In the figure, $\;$ $PQ = QR$, $\;$ $\angle RQP = 68^\circ$, $\;$ $PC$ and $CQ$ are tangents to the circle with center $O$.
- $\angle QOP$
- $\angle QCP$
Given:
$PQ = QR$, $\;$ $\angle RQP = 68^\circ$, $\;$ $PC, \; CQ$ are tangents, $\;$ $O $ is the center of the circle
- In $\triangle PQR$, $\;$ $\angle PRQ = \angle RQP = 68^\circ$ $\;\;\;$ [$\because \;$ $PQ = QR$, angles opposite equal sides are equal]
$\angle QOP = 2 \angle PRQ$ $\;\;\;$ [angle at the center is twice the angle at remaining circumference]
$\therefore \;$ $\angle QOP = 2 \times 68^\circ = 136^\circ$ - $OP = OQ$ $\;\;\;$ [radii of the same circle]
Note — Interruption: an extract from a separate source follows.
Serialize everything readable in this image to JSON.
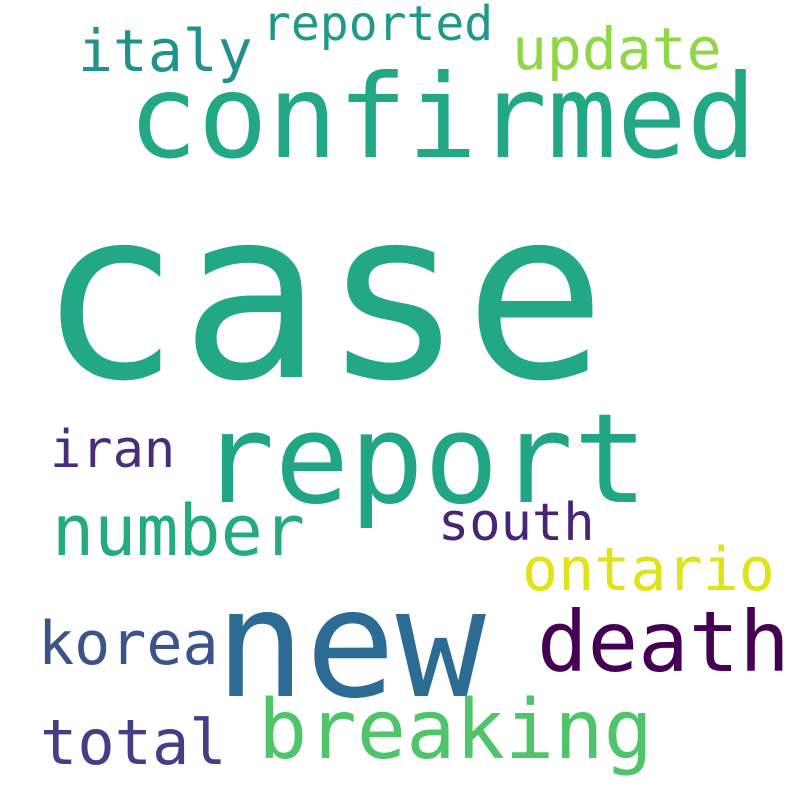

$\angle OPC = \angle OQC = 90^\circ$ $\;\;\;$ [angle between radius and tangent is $90^\circ$]
$POQC$ is a quadrilateral.
$\therefore \;$ $\angle QOP + \angle OPC + \angle OQC + \angle QCP = 360^\circ$ $\;\;\;$ [sum of angles of a quadrilateral]
$\begin{aligned} \therefore \; \angle QCP & = 360^\circ - \left(\angle QOP + \angle OPC + \angle OQC\right) \\\\ & = 360^\circ - \left(136^\circ + 90^\circ + 90^\circ\right) \\\\ & = 44^\circ \end{aligned}$